Il se joignit ainsi avec courage, enthousiasme et de son
propre gré au processus d’intégration qui était en
marche. Les forces politiques de droite et les
représentants des grandes corporations n’apprécièrent
pas le geste et ils complotèrent alors pour le
renverser. Le coup d’Etat du 28 juin dernier est un des
plus perfides de toute l’histoire de l’Amérique latine.

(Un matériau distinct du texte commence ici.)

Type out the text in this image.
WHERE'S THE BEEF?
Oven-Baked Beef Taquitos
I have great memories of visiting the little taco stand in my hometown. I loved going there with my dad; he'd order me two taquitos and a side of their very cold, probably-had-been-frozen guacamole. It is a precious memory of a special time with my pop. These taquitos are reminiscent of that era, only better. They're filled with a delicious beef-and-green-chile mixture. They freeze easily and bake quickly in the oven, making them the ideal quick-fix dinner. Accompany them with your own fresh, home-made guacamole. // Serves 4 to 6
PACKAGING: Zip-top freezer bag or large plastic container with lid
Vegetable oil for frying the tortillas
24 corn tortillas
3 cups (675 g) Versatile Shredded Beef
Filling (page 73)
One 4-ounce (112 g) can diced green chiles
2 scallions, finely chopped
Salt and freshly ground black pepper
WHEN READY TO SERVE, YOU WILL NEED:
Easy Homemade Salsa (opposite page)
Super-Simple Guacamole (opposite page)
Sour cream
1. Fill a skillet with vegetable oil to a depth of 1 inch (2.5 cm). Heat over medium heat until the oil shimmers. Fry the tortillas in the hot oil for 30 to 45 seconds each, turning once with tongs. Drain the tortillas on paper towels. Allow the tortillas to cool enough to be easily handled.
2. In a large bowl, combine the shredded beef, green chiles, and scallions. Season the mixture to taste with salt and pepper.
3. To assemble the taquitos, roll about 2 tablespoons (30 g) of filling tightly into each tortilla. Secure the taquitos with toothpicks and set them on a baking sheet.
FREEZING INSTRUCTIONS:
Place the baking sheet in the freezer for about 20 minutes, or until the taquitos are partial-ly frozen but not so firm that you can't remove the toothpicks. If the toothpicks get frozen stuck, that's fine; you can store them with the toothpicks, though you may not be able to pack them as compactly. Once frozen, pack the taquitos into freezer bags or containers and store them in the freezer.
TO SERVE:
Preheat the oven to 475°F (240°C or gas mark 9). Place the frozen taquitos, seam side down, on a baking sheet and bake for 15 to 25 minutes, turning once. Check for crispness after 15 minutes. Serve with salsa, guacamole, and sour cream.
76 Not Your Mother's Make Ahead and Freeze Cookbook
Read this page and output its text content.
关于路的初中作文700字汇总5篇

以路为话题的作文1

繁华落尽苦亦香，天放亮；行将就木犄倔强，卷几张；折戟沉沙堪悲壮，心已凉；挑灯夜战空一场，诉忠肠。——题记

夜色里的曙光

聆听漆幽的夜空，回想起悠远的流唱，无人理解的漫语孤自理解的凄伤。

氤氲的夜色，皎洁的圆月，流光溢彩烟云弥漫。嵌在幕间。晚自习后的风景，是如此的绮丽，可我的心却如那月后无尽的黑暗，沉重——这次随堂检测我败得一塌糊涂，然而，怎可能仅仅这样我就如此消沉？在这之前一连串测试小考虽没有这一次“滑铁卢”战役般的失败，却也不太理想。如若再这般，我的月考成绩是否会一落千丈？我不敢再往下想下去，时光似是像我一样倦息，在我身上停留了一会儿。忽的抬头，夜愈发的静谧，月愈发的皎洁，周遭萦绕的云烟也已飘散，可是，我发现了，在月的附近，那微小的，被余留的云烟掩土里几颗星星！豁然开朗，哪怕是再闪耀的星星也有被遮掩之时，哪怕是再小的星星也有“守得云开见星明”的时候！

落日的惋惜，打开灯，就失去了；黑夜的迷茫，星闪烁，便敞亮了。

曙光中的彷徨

Il fut condamné unanimement par la communauté
internationale. Mais il fit la preuve
néanmoins
que les promesses du nouveau président des Etats-Unis,
Barack Obama, de négocier d’égal à égal avec les pays
d’Amérique latine et des Caraïbes, n’étaient que poudre
aux yeux.
Un an
plus tard, en 2006, Rafael Correa, en Equateur, et
Daniel Ortega, au Nicaragua, devaient également
triompher aux élections présidentielles. A peine deux
ans plus tard, au Nicaragua, le Front sandiniste
remporterait une autre victoire éclatante, lors des
élections municipales, avec 109 des 142 mairies en jeu.
Mais l’impérialisme nord-américain refuse toujours de
reconnaître cette victoire irréfutable et il tente par
tous les moyens de restituer ces mairies à la
bourgeoisie néolibérale, afin de redessiner la carte
politique de ce pays d’Amérique centrale.
En 2007,
le Guatemala a élu, à la présidence de ce pays, Alvaro
Colon. Ce dernier a tenté, à sa manière, de corriger les
inégalités sociales et de freiner la violence due à
l’extrême pauvreté qui affecte le Guatemala. S’appuyant
sur une politique extérieure indépendante des centres
traditionnels du pouvoir, il a même accepté de visiter
Cuba. Cela aurait été impensable auparavant, lorsque
siégeaient des gouvernements dociles aux intérêts de
l’empire. La preuve était ainsi faite que l’époque où
l’Amérique centrale n’était qu’une vaste république
bananière est désormais révolue.
En
Argentine, pendant cette même année 2007, la sénatrice
Cristina Kirchner, une femme reconnue pour ses positions
énergiques en faveur des droits de la personne et de la
souveraineté nationale, fut élue à la présidence de son
pays. L’Argentine allait poursuivre ainsi la politique
entreprise par son mari, Nestor Kirchner, en affirmant
son indépendance sur la scène internationale, aux côtés
du Brésil de Luiz Inacio Lula da Silva et du Chili de
Michelle Bachelet. Ces gouvernements défendent les
intérêts de l’Amérique latine sur la scène
internationale tout en s’engageant dans la construction
de sociétés plus justes dans leurs propres pays.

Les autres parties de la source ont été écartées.